Ombudsman Mel Smith recommended putting aerial spray programmes before the Environment Court for approval in his report into campaigns to eradicate the painted apple moth and Asian gypsy moth in West Auckland and Hamilton between 2003 and 2005.
Mr Smith's critical report, released today, found serious errors in the way the $85 million spraying programme was handled.
He said the Government should have:
* disclosed the ingredients in the insecticide spray Foray 48B;
* advised the 220,000 affected people accurately of the health risks involved;
* ensured that the Health Ministry worked more independently to protect human health, rather than working so closely with the Ministry of Agriculture and Forestry which was running the programme.
Mr Smith recommended ongoing research into the health effects of the spray, the Health Ministry appointing a senior official in a watchdog role in future campaigns and spray campaigns having to get approval under the Resource Management Act.
But Mr Anderton today openly rejected many of Mr Smith's recommendations and said he would do little different in a future campaign.
He said the idea of requiring future spray campaigns to get a resource consent was unworkable.
"Yeah right. Here we've got a biosecurity incursion. If this gets out and the moths are gone that's it. You've got very little chance of getting them."
"You've got to deal with them now. If there was a foot and mouth outbreak tomorrow, would someone seriously suggest you go through an RMA process?"
He said it would be impossible to publicly release the formula for the insecticide as it was commercially sensitive and the company that made it would not allow it.

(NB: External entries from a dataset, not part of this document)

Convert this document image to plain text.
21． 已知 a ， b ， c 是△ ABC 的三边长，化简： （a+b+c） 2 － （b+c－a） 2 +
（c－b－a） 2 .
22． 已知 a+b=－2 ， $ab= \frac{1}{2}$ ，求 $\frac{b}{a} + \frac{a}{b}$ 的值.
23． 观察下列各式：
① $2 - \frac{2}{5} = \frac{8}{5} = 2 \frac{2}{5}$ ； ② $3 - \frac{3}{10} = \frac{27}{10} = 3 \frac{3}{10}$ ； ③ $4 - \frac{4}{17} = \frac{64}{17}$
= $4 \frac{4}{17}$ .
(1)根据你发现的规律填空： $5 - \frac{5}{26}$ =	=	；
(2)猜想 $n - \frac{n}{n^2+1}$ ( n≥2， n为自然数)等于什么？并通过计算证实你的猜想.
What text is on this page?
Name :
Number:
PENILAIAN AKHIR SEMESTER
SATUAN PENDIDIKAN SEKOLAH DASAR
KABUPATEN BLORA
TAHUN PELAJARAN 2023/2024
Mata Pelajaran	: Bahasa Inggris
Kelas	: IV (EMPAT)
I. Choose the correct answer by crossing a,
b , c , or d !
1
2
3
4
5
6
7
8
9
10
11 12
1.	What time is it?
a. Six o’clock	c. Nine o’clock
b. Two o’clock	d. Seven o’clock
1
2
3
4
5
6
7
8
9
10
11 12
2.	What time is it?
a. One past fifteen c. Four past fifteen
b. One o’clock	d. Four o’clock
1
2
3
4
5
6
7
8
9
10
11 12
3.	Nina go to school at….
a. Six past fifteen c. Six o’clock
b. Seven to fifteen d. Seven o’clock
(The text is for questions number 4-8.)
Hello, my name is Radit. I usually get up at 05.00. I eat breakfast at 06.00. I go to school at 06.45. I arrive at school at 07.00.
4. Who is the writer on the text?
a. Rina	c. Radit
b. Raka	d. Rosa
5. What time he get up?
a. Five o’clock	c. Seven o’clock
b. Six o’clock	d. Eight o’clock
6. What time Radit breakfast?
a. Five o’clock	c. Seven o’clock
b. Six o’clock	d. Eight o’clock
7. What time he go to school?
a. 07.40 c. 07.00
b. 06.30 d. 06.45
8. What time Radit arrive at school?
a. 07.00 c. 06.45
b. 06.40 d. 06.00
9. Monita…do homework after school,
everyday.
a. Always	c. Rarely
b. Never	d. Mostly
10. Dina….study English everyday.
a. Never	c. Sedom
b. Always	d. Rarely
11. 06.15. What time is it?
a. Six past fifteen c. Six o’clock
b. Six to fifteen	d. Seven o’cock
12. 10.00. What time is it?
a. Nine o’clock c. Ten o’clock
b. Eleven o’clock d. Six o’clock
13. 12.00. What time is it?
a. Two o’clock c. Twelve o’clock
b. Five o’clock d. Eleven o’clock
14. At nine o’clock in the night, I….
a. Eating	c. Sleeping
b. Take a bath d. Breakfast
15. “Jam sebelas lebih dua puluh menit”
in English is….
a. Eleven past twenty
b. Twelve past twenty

He also said Health Ministry and other advisers had ensured the Government had accurate advice on health implications.
"If we had any serious concerns about health we wouldn't have done the spraying."
He said the Government had spent $20 million on a health service for the areas.
But he acknowledged biosecurity officials were wrong to tell the public there were no health risks to the spray - especially when officials had told Cabinet otherwise.
"Any suggestion that there wouldn't be any health problems at all was an overstatement that has to be learnt from."
However the risk, primarily to asthma and allergy sufferers, was minor and epidemiological research had shown that rates of illness in the spray areas were little different to unsprayed sample areas, Mr Anderton said.
The Greens called the report a "damning indictment" and said the Government should apologise to residents.
The original complainant against the campaign, Jane Schaverien, said the report was a vindication, especially findings that such sprays should not be assumed to be safe, their ingredients should be disclosed, that the RMA should not be bypassed.
Ms Schaverien, who now lives in Wellington, was Auckland spokeswoman for Mothers Against Spraying Kids in June 2003, when she complained to the Ombudsman about the mass spraying of West Auckland homes.